Uma entrevista conduzida pelo Eduardo Russomano para a revista Rock Brigade. Bem, quando iniciou falando da Sonia e o Studio V, o Edu sabia de cátedra o quanto aquela associação nos fora prejudicial...
Nota num fanzine do México, chamado "Heavy-Metal Suterraneo", onde o Eduardo de Souza Bonadia, da Rock Brigade, era correspondente no Brasil.

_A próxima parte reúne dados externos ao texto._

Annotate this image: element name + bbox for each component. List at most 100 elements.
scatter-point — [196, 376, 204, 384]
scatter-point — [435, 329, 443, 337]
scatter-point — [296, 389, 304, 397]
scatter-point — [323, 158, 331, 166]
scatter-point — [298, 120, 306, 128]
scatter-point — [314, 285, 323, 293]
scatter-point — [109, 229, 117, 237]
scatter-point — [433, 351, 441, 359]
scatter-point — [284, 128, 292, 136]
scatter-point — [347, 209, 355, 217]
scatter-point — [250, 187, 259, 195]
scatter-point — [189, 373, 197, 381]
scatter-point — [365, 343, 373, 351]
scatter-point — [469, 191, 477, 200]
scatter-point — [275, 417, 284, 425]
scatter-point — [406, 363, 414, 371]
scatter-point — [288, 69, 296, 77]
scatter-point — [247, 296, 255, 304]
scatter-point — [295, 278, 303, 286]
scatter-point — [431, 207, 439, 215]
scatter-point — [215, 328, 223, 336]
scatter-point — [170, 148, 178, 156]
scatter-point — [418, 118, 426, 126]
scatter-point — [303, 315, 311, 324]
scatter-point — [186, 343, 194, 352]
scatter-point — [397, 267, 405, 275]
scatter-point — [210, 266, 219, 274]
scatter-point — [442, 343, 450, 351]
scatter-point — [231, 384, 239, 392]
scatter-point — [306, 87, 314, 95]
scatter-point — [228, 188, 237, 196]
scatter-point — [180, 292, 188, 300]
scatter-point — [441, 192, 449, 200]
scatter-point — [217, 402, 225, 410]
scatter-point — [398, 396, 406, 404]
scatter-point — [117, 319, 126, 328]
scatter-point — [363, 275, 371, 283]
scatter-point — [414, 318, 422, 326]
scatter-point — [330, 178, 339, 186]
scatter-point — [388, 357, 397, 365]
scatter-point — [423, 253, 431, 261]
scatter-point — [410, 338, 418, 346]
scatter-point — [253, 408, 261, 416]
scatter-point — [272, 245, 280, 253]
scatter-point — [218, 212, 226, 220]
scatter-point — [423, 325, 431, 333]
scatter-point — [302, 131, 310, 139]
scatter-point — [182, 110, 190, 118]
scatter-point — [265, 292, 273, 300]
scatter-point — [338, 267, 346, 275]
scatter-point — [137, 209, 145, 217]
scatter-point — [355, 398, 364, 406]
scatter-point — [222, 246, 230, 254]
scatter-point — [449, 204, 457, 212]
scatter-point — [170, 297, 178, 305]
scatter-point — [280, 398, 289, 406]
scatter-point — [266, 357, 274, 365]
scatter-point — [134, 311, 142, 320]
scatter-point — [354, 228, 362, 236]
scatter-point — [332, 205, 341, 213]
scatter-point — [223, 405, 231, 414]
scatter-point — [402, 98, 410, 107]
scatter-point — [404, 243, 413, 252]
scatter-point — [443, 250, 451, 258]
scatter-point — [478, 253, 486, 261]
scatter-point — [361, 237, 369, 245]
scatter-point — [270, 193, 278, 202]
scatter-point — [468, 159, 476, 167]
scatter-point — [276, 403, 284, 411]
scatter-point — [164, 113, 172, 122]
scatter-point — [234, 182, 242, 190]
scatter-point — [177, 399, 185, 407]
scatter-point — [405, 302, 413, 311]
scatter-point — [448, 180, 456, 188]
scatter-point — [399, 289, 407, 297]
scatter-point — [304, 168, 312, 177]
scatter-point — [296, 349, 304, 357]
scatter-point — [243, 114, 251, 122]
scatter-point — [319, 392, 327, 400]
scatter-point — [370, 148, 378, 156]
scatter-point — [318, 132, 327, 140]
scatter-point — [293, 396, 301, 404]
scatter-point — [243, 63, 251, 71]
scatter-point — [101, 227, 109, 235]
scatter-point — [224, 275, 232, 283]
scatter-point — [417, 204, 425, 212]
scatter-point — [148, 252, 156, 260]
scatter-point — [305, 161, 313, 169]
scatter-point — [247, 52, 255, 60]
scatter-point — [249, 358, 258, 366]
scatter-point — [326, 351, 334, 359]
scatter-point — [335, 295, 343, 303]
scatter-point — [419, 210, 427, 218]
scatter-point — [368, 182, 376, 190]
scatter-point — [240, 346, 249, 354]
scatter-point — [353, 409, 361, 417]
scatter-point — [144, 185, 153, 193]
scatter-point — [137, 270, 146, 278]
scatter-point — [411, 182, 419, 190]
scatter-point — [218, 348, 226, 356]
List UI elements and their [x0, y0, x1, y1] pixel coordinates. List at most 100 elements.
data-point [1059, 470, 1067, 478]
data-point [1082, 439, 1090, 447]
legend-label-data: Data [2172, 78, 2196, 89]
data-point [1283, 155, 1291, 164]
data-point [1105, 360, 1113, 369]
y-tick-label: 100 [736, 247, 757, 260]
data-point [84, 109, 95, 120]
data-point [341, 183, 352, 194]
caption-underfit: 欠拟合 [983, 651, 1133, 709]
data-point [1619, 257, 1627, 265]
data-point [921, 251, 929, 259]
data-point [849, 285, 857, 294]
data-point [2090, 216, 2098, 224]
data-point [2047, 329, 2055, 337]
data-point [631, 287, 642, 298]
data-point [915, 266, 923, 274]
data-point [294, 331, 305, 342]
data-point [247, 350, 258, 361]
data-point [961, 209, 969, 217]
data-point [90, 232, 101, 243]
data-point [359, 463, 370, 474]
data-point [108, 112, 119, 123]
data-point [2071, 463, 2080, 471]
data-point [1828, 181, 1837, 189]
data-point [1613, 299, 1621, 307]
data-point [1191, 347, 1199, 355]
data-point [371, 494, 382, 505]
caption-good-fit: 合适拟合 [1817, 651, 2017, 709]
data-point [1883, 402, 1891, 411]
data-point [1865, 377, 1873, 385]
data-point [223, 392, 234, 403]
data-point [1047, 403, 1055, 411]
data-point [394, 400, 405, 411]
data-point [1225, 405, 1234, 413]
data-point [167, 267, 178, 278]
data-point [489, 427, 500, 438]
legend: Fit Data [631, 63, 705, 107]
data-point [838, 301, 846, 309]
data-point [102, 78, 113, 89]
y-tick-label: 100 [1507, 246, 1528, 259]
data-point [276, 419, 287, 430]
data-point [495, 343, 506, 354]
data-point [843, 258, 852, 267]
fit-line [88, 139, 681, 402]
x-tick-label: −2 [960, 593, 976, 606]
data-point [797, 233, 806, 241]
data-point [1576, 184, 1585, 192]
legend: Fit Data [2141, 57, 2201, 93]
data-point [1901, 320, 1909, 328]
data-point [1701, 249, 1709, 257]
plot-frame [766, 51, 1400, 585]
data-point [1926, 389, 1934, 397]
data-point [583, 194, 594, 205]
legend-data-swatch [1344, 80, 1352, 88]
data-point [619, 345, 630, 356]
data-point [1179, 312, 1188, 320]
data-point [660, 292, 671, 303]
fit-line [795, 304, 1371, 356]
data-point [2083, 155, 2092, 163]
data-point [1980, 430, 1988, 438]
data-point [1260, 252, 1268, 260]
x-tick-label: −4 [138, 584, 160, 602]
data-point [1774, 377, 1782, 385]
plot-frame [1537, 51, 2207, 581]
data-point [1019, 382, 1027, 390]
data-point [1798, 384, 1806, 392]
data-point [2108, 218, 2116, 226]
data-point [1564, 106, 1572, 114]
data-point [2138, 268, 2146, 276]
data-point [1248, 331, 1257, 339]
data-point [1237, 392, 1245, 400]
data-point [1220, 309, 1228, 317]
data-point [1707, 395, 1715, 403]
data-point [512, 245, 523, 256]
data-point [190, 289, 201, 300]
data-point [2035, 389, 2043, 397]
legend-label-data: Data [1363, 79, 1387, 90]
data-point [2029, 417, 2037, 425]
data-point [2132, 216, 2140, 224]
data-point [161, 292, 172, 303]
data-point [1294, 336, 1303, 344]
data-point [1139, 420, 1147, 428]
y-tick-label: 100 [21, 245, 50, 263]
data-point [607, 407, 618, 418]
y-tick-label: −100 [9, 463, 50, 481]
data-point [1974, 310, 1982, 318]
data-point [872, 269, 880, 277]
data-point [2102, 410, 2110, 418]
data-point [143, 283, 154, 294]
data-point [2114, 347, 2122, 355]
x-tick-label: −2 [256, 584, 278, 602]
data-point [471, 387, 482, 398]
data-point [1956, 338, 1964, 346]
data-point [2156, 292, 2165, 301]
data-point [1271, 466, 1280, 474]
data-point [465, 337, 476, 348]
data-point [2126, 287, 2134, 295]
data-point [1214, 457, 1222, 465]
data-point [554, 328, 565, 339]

Essa matéria não tem assinatura, mas acredito ter sido escrita pelo jornalista Sérgio Martorelli, para a revista Roll. Ela é boa em linhas gerais, mas dá seus pitacos em alguns pontos negativos do novo trabalho que lançáramos, principalmente no quesito letras. Bem, nesse caso, receio que ele tinha razão em criticar, pois o excesso de romantismo que o Beto imprimiu nas suas criações, foi realmente um ponto negativo.

Uma resenha que eu infelizmente perdi para o portfólio, mas é digna de nota, saiu no Jornal da Tarde de São Paulo. Nela, o crítico desceu a lenha nas nossas letras, e as qualificou como "ginasianas", fazendo menção à sua infantilidade romântica. Infelizmente ele tinha razão...
Na revista Metal de janeiro de 1988, ficamos bem cotados na lista dos "melhores de 87"...
E lá estava novamente o Leopoldo Rey nos colocando na revista Bizz, num ranking de melhores discos de 1987... 
Resenha sobre o show do Teatro Mambembe em dezembro de 1987, e na mesma edição, nota sobre a formação da banda dissidente, na revista Rock Brigade, em janeiro de 1988. 
Na revista Metal nº 46, estávamos em 7º lugar no ranking de vendas de discos, numa lista mesclada com lançamentos internacionais, e levando-se em conta se tratar do mundo do Heavy-Metal
Uma resenha muito boa no jornal alternativo Contracorrente, assinada pelo Tony Zimmermann, que era o pseudônimo de um jornalista famoso que eu conhecia bem, mas em respeito ao fato de que o uso de um pseudônimo denota desejo de se manter oculto, oficialmente, claro que não revelarei quem era, de fato.
Resenha do LP The Key, na Revista Burrn!, do Japão, que era uma das maiores revistas do mundo do Heavy-Metal e Hard-rock nos anos oitenta.
Continua...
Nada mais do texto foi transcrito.